Ainda hoje persiste um enorme desconhecimento, que pode até provocar erros em alguns casos. Não é raro que a depressão seja confundida com um estado de ânimo ruim ou com algum tipo de fraqueza passageira; nada que não seja curado com boa alimentação, com disciplina ou com o passar do tempo. Também é frequente a ideia de que seja algo que acontece apenas com pessoas fracas, física ou mentalmente.
Em caso de problemas mais visíveis ou drásticos, a primeira reação de muitas pessoas é chamar a polícia, e não os médicos. “Acham que a polícia pode controlar o doente, mas os médicos não”, explica Cindy, sua filha.
Até quando o paciente reconhece os sintomas, reluta em pedir ajuda. “Têm medo que seu círculo de amigos e a família, ou seus chefes, possam não entendê-lo, que percam seu trabalho se deixarem saber o que se passa com eles. Também se preocupam que possa ser algo incurável”, explica Wu Hua, diretor da Shangshan, fundação dedicada a educar sobre a depressão.
“Na nossa cultura, o sentimento de vergonha é enorme”, explica T, um voluntário da Tulip, ONG de apoio a pacientes da depressão em Xangai. “Não somos muito tolerantes com o que é diferente.
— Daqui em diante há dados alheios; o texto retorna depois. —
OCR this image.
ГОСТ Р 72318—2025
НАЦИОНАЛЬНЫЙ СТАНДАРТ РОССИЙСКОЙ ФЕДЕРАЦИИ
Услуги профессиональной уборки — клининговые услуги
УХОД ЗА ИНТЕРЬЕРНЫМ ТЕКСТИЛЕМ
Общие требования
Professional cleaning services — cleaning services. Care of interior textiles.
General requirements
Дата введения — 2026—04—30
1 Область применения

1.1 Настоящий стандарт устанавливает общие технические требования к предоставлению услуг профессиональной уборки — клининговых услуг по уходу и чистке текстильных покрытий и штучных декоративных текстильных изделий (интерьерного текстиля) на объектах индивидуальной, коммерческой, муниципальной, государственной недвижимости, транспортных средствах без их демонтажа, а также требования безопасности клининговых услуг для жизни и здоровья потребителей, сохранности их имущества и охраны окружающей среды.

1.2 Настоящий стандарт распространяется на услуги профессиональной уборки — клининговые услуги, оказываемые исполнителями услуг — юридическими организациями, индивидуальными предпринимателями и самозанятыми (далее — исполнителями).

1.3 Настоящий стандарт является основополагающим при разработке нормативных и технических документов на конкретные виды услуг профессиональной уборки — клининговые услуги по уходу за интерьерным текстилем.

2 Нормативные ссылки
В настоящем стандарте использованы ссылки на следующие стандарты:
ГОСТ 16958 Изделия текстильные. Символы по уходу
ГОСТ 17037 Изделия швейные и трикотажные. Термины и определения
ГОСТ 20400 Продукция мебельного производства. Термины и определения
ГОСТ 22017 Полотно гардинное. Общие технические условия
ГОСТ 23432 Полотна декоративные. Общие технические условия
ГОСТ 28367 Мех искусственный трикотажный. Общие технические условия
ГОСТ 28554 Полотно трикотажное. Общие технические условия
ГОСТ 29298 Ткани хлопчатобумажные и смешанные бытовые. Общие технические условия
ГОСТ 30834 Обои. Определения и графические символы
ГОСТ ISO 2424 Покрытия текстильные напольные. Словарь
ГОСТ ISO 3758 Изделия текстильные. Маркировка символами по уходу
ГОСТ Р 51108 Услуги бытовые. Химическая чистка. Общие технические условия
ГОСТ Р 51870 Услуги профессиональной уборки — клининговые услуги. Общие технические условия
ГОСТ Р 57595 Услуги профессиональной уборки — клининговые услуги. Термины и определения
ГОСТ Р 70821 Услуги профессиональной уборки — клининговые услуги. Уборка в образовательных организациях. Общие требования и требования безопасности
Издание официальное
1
Todos temos que ser iguais, fazer as mesmas coisas. Os doentes mentais podem ficar muito isolados”, diz.
Mas essas atitudes estão mudando. O público começa a ser mais consciente do problema, graças ao cinema, à TV e às redes sociais. Cada vez mais há famosos que admitem lutar contra uma doença mental, conseguindo que a opinião pública discuta o assunto.
Zhang Jin, diretor adjunto da revista de economia Caixin, é um deles. Em 2012 precisou de um ano inteiro de consultas e várias mudanças de médico antes ser diagnosticado com transtorno bipolar, experiência que descreveu em seu livro Bypass. “Quinze anos atrás as pessoas nunca tinham ouvido a palavra depressão, agora é algo que está nas ruas”, explica.
Ainda assim, de maneira muito desigual. Doentes como Jin ou como Liu, de classe média e residentes na capital, têm mais acesso a especialistas e hospitais que os habitantes de cidades mais remotas, onde os psiquiatras podem ser uma raridade.
O Governo chinês começou a dar passos para enfrentar o problema. Em 2012 aprovou a primeira lei de saúde mental, que proíbe internar pacientes sem sua permissão. E em dezembro tornou essa questão prioritária ao dar luz verde a um documento político sobre a gestão das enfermidades psiquiátricas. O texto tenta melhorar a atenção psiquiátrica nos centros médicos, locais de trabalho e universidades até 2030.